47.10 The mental model
Eight points to take into Chapter 48:
- InferenceService is the KServe CRD for a deployed model.
- Predictor is the core: the runtime, the model, the resources.
- ServingRuntime is a separate CRD that describes how to launch a runtime. One ServingRuntime, many InferenceServices.
- Autoscaling can use Knative concurrency, KEDA custom metrics, or HPA. KEDA is the right choice for LLMs.
- Storage initializers pull the model from S3/GCS/etc. into
/mnt/models. - Startup probes must be generous (10+ minutes for 70B models) to allow loading.
- Multi-model serving is uncommon for LLMs; usually each model is its own ISVC.
- GPU node selection is your responsibility — set nodeSelectors correctly.
In Chapter 48 we drill into vLLM’s actual configuration: every flag that matters for production.
Read it yourself
- The KServe documentation, particularly the InferenceService API reference.
- The KServe ServingRuntime documentation.
- The KServe v1beta1 API spec (the YAML schema for InferenceService).
- The community vLLM-runtime examples on GitHub.
- The KServe troubleshooting guide.
Practice
- Write a complete InferenceService manifest for a Llama 3 8B deployment with vLLM, using a storage URI, GPU resources, and a startup probe.

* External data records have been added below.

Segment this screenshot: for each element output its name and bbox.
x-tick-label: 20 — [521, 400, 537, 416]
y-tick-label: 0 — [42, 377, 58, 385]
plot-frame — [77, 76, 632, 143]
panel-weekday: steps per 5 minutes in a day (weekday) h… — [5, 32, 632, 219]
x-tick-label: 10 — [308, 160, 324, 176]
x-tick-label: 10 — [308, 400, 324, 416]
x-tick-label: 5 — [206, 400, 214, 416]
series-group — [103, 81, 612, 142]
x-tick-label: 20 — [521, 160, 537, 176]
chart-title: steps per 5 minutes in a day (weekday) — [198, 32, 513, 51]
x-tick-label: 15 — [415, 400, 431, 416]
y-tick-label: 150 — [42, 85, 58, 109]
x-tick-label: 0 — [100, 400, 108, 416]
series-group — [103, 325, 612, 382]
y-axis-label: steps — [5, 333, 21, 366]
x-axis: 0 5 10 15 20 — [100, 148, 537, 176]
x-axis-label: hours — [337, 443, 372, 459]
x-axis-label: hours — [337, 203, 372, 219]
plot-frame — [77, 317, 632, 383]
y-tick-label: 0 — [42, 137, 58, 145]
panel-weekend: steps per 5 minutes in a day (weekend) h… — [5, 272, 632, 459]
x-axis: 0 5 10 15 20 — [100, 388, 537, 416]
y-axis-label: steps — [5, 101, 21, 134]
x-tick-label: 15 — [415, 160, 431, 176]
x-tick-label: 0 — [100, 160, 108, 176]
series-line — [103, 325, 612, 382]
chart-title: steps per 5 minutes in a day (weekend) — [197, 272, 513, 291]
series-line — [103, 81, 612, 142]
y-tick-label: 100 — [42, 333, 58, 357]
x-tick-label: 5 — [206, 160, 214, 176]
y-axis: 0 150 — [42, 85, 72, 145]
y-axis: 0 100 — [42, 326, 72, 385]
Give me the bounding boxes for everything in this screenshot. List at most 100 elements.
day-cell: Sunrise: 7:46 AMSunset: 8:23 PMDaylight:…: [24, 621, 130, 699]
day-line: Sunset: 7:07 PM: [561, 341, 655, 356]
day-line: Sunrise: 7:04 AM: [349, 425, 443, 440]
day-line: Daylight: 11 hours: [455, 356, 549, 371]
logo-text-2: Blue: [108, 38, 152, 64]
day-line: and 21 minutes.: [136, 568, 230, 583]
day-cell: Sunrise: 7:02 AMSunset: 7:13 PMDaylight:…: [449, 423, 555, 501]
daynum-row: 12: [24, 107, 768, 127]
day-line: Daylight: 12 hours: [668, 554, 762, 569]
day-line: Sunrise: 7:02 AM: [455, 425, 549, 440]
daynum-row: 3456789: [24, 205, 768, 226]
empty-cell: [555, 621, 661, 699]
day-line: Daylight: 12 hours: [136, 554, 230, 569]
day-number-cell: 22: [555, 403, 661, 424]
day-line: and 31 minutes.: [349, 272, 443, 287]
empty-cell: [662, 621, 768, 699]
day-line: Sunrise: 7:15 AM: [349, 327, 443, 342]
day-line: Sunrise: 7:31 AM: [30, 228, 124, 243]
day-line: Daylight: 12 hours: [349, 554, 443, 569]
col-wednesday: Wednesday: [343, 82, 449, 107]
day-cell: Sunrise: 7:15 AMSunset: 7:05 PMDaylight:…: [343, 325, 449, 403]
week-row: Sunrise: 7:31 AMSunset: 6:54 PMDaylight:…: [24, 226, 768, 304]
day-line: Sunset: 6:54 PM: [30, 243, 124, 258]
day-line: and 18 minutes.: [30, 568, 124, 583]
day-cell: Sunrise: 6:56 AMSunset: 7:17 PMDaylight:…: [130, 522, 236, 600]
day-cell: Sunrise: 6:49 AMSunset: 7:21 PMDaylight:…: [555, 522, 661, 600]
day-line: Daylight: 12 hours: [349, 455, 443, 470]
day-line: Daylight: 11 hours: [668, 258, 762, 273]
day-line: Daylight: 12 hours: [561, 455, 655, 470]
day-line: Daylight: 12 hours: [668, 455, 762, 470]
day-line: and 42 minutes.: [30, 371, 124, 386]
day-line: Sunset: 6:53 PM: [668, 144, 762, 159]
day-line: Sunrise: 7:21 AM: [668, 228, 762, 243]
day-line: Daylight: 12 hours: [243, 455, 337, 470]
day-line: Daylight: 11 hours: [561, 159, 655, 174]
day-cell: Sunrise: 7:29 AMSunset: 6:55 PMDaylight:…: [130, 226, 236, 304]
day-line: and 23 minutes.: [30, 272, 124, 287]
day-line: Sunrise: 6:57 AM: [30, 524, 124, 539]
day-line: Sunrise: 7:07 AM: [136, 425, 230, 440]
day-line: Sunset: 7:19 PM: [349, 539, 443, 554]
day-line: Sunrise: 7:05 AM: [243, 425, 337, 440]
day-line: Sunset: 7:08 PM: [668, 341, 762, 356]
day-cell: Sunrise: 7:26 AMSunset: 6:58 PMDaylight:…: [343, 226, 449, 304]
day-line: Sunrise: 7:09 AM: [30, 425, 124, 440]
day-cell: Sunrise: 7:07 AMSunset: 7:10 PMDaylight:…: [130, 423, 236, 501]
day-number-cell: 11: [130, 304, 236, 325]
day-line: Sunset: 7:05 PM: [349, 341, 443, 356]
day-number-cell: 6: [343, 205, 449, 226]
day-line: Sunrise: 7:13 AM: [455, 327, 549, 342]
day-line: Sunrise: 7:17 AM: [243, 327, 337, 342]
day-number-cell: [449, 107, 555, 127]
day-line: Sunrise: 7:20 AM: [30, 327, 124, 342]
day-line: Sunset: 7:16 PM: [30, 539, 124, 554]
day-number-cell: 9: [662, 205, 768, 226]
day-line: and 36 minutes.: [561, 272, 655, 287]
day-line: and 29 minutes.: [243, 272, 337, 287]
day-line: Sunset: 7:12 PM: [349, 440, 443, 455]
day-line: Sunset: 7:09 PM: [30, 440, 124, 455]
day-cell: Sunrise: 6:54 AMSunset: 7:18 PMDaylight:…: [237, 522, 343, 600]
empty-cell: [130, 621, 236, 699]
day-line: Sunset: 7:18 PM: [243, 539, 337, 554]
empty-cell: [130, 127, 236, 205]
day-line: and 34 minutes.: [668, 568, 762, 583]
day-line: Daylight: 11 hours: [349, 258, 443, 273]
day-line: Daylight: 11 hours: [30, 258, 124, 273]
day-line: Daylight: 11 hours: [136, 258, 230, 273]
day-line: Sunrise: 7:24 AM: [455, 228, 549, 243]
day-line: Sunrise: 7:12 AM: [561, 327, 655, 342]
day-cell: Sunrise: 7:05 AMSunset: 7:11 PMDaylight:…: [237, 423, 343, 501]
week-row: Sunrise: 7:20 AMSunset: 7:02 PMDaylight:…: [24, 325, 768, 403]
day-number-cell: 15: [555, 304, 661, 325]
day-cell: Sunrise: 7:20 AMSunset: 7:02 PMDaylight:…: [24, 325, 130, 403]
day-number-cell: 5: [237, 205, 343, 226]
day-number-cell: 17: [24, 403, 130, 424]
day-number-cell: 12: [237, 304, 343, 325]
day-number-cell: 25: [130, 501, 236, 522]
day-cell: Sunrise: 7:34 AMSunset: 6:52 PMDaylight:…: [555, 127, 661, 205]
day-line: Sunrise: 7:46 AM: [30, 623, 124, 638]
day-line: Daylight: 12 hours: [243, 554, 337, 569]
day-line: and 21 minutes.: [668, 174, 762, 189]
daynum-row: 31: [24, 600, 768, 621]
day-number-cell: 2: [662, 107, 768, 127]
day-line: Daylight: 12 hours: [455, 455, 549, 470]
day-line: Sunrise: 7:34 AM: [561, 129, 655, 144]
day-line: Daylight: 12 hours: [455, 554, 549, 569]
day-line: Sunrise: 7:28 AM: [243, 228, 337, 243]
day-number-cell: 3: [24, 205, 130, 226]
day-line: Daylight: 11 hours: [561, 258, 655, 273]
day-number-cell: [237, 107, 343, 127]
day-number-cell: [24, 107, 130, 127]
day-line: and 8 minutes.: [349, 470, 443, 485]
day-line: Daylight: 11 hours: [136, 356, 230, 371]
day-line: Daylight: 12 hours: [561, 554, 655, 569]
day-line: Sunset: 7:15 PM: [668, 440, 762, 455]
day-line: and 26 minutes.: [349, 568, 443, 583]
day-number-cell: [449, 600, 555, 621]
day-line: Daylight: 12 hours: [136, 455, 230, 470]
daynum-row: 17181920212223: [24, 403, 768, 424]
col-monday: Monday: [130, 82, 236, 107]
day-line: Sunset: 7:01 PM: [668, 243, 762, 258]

- Define a ServingRuntime for vLLM v0.6.0 that supports the huggingface model format.
- Why is the startup probe critical for LLM serving? What goes wrong if you forget to set it?
- When would you use Knative-based autoscaling vs KEDA-based for an LLM InferenceService?
- Read a real KServe InferenceService manifest from a public repository. Identify the predictor, the runtime reference, and the autoscaling configuration.
- Why do most LLM deployments not use the transformer pattern? Argue from the OpenAI-compatible API design.
- Stretch: Set up KServe on a local K8s cluster and deploy a small open model with vLLM. Verify the InferenceService creates a working endpoint.